Les deux chercheurs ont repris les raisonnements déjà avancés il y a plusieurs années par Arvind Borde, Alan H. Guth et Alexander Vilenkin, inspirés par ceux de Penrose et Hawking, qui montraient que même la fameuse théorie de l’inflation qui était aussi censée permettre d’éviter une singularité initiale et d’éviter de se poser des questions sur le concept de début de l’Univers, ne pouvait en fait pas faire l’économie de ces deux idées.

Techniquement, il s’agit de la démonstration d’un théorème portant sur ce que l’on appelle la complétude des géodésiques d’un espace-temps. Ces géodésiques sont les trajectoires que doivent prendre des rayons lumineux et des particules de matière sous l’effet seul de la courbure de l’espace-temps. William Kinney et Nina K. Stein, tout comme Arvind Borde, Alan H. Guth et Alexander Vilenkin sont arrivés à la conclusion que des géodésiques dans la cosmologie de Ijjas et Steinhardt ne pouvaient pas être paramétrisées par une variable pouvant atteindre l’infini, ce qui montrait dans le jargon de la géométrie différentielle que ces géodésiques sont incomplètes dans le passé.

C’est pourquoi dans un communiqué de l’université de Buffalo, Kinney explique que : « Les gens ont proposé des univers rebondissants pour rendre l’Univers infini dans le passé, mais ce que nous montrons, c’est que l’un des types les plus récents de ces modèles ne fonctionne pas. Dans ce nouveau type de modèle, qui traite des problèmes d’entropie, même si l’univers a des cycles, il doit encore avoir un début. »

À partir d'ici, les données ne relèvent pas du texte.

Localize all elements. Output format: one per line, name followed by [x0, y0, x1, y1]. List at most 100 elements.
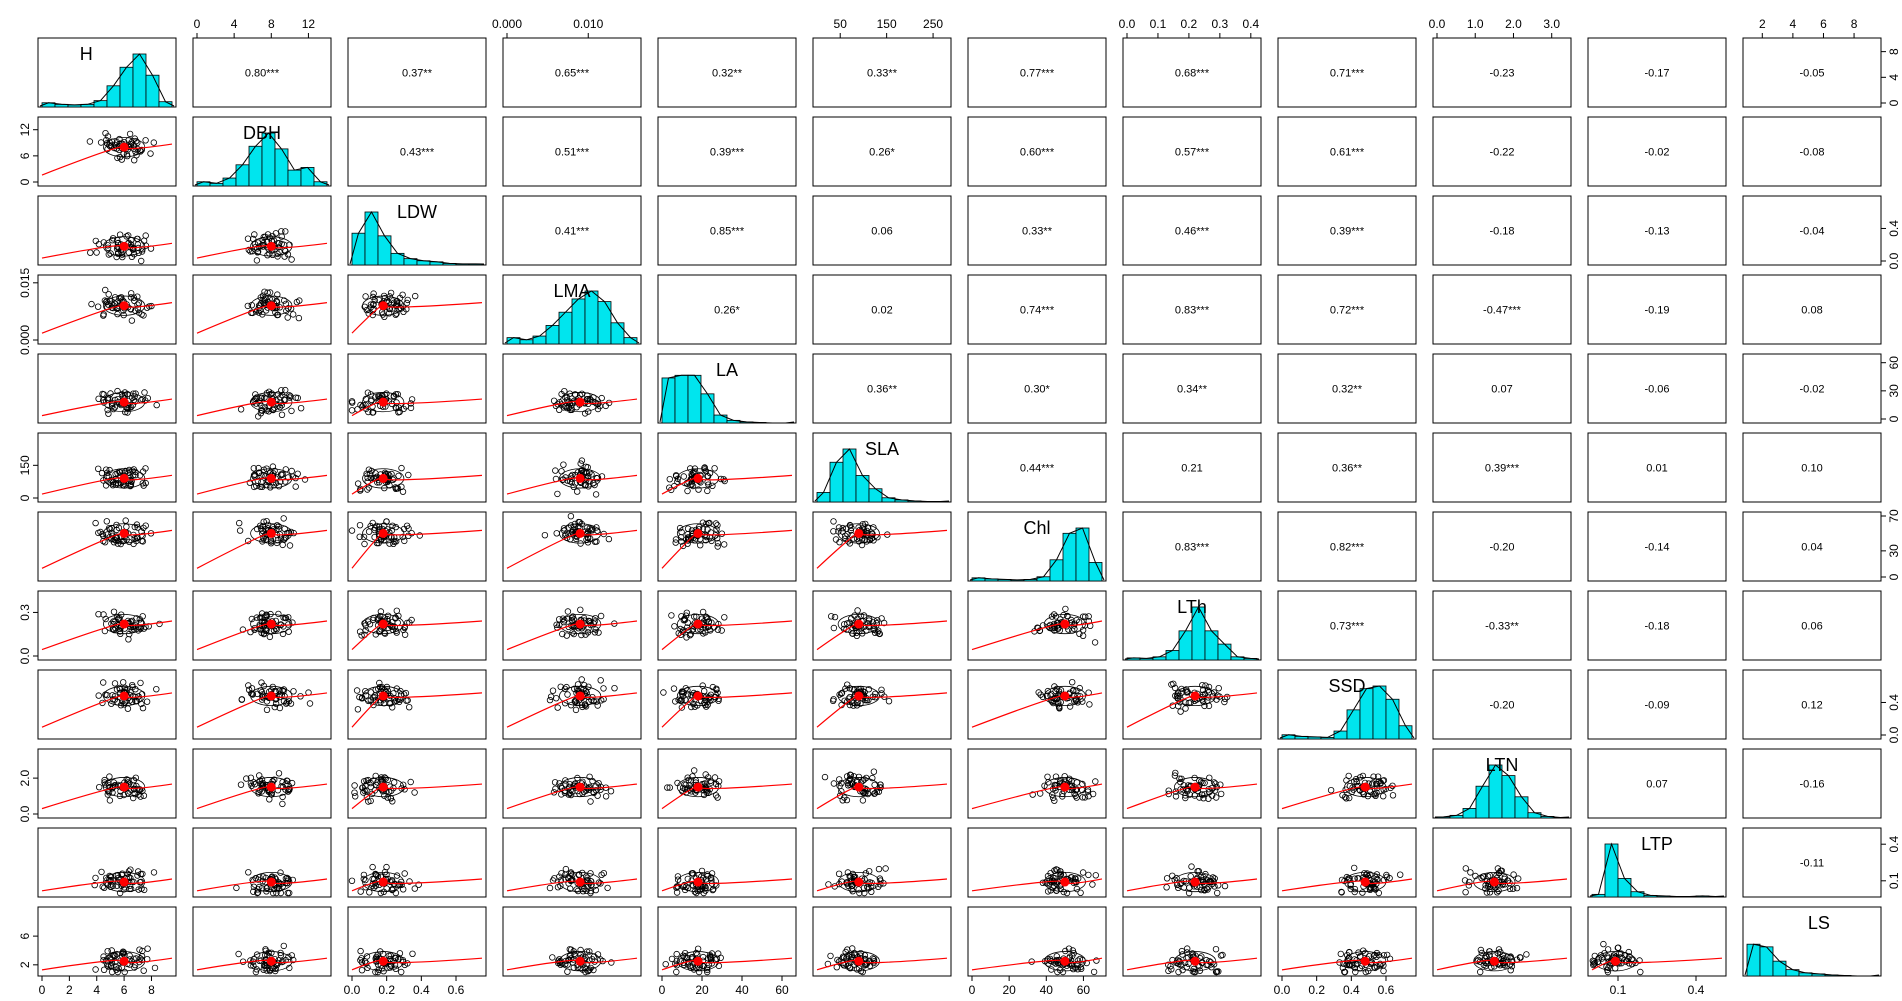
correlation-value: 0.41***	[555, 226, 590, 238]
data-point	[391, 695, 398, 702]
data-point	[95, 611, 102, 618]
loess-smooth-line	[351, 620, 483, 651]
data-point	[363, 793, 371, 801]
data-point	[1085, 871, 1092, 879]
histogram-bar	[1165, 650, 1180, 661]
data-point	[1199, 682, 1206, 689]
panel-frame	[1587, 37, 1727, 108]
panel-frame	[192, 37, 332, 108]
histogram-bar	[106, 85, 121, 108]
panel-frame	[37, 274, 177, 345]
correlation-ellipse	[676, 523, 720, 544]
panel-frame	[812, 37, 952, 108]
mean-point	[266, 877, 276, 887]
data-point	[1051, 797, 1058, 804]
data-point	[100, 884, 108, 891]
data-point	[94, 303, 102, 310]
data-point	[358, 632, 365, 639]
data-point	[415, 881, 422, 888]
data-point	[408, 396, 416, 403]
data-point	[682, 696, 689, 703]
data-point	[880, 619, 888, 627]
variable-label: DBH	[243, 123, 281, 143]
data-point	[1172, 769, 1179, 777]
correlation-value: -0.23	[1489, 68, 1514, 80]
data-point	[1205, 795, 1212, 802]
panel-Chl-SSD	[1277, 511, 1417, 582]
panel-frame	[1277, 511, 1417, 582]
data-point	[92, 966, 99, 973]
panel-LA-H	[37, 353, 177, 424]
data-point	[125, 249, 133, 256]
data-point	[1352, 968, 1359, 976]
mean-point	[378, 782, 388, 792]
data-point	[600, 870, 607, 877]
data-point	[135, 249, 142, 256]
panel-frame	[502, 590, 642, 661]
data-point	[274, 291, 281, 298]
panel-LTP-Chl	[967, 827, 1107, 898]
data-point	[374, 968, 382, 976]
data-point	[1037, 691, 1044, 698]
data-point	[553, 695, 560, 702]
data-point	[251, 473, 258, 480]
data-point	[553, 530, 560, 537]
panel-frame	[1122, 353, 1262, 424]
tick-label: 150	[877, 17, 897, 31]
data-point	[257, 522, 264, 529]
data-point	[1359, 889, 1366, 896]
panel-LTh-Chl	[967, 590, 1107, 661]
correlation-ellipse	[250, 685, 293, 707]
data-point	[607, 788, 615, 795]
correlation-ellipse	[362, 951, 405, 972]
data-point	[699, 526, 706, 533]
panel-LTh-SSD	[1277, 590, 1417, 661]
correlation-value: -0.22	[1489, 147, 1514, 159]
data-point	[87, 249, 94, 256]
data-point	[693, 613, 700, 620]
correlation-value: 0.32**	[712, 68, 743, 80]
correlation-value: 0.34**	[1177, 384, 1208, 396]
data-point	[1071, 625, 1078, 633]
data-point	[1611, 965, 1619, 972]
tick-label: 4	[231, 17, 238, 31]
panel-frame	[192, 906, 332, 977]
panel-LA-SLA	[812, 353, 952, 424]
data-point	[357, 957, 364, 964]
data-point	[1483, 953, 1490, 961]
loess-smooth-line	[351, 957, 483, 971]
data-point	[1182, 705, 1189, 712]
mean-point	[378, 691, 388, 701]
data-point	[858, 541, 866, 549]
data-point	[1057, 616, 1064, 623]
panel-LA-DBH	[192, 353, 332, 424]
correlation-value: 0.39***	[710, 147, 745, 159]
data-point	[109, 236, 116, 244]
panel-frame	[967, 116, 1107, 187]
data-point	[370, 409, 377, 416]
tick-label: 0	[18, 178, 32, 185]
data-point	[396, 950, 404, 957]
panel-LS-LA	[657, 906, 797, 977]
data-point	[862, 961, 869, 968]
correlation-ellipse	[676, 871, 720, 893]
data-point	[583, 873, 590, 880]
variable-label: SLA	[865, 439, 899, 459]
data-point	[248, 302, 255, 309]
data-point	[279, 800, 286, 808]
data-point	[1086, 701, 1093, 708]
data-point	[267, 484, 274, 491]
data-point	[284, 788, 292, 795]
panel-frame	[657, 432, 797, 503]
data-point	[277, 889, 284, 897]
panel-frame	[1277, 590, 1417, 661]
data-point	[392, 889, 400, 897]
histogram-bar	[1372, 685, 1387, 740]
panel-LMA-SLA	[812, 274, 952, 345]
data-point	[1190, 965, 1197, 973]
data-point	[1462, 865, 1469, 872]
data-point	[127, 866, 134, 873]
correlation-ellipse	[250, 468, 293, 489]
data-point	[262, 294, 269, 302]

Tout en précisant que : « Malheureusement, on sait depuis près de 100 ans que ces modèles cycliques ne fonctionnent pas car le désordre, ou l’entropie, s’accumule dans l’Univers au fil du temps, de sorte que chaque cycle est différent du précédent. Ce n’est pas vraiment cyclique. Un modèle cyclique récent contourne ce problème d’accumulation d’entropie en proposant que l’Univers se dilate à chaque cycle, diluant l’entropie. Vous étirez tout pour vous débarrasser des structures cosmiques telles que les trous noirs, qui ramènent l’Univers à son état homogène d’origine avant qu’un autre rebond ne commence.

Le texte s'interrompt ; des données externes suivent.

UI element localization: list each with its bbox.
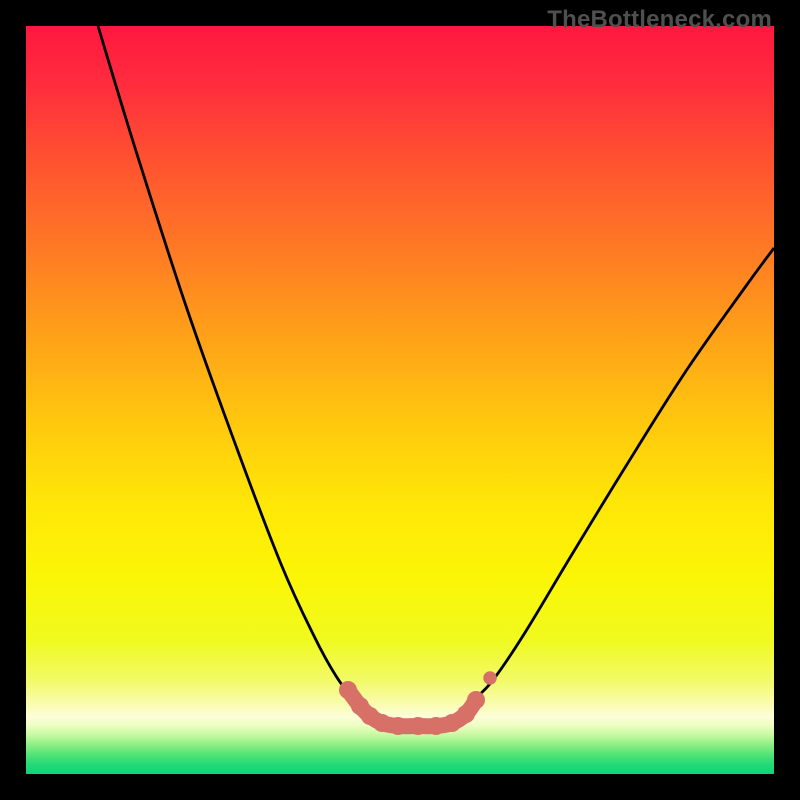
chart-frame: TheBottleneck.com	[0, 0, 800, 800]
marker-dot	[409, 717, 427, 735]
marker-dot	[483, 671, 497, 685]
marker-dot	[427, 717, 445, 735]
marker-dot	[467, 691, 485, 709]
marker-dot	[373, 714, 391, 732]
curve-layer	[26, 26, 774, 774]
bottleneck-curve-right	[464, 248, 774, 706]
optimal-zone-marker-dots	[339, 671, 497, 735]
marker-dot	[389, 717, 407, 735]
plot-area	[26, 26, 774, 774]
watermark-text: TheBottleneck.com	[547, 6, 772, 34]
bottleneck-curve-left	[98, 26, 366, 706]
marker-dot	[339, 681, 357, 699]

Mais, pour faire court, nous avons montré qu’en résolvant le problème de l’entropie, vous créez une situation où l’Univers devait avoir un commencement. Notre preuve montre en général que tout modèle cyclique qui supprime l’entropie par expansion doit avoir un début. »

Kinney concède cependant : « Notre preuve ne s’applique pas à un modèle cyclique proposé par Roger Penrose, dans lequel l’Univers se dilate à l’infini à chaque cycle. Nous travaillons sur cette question. »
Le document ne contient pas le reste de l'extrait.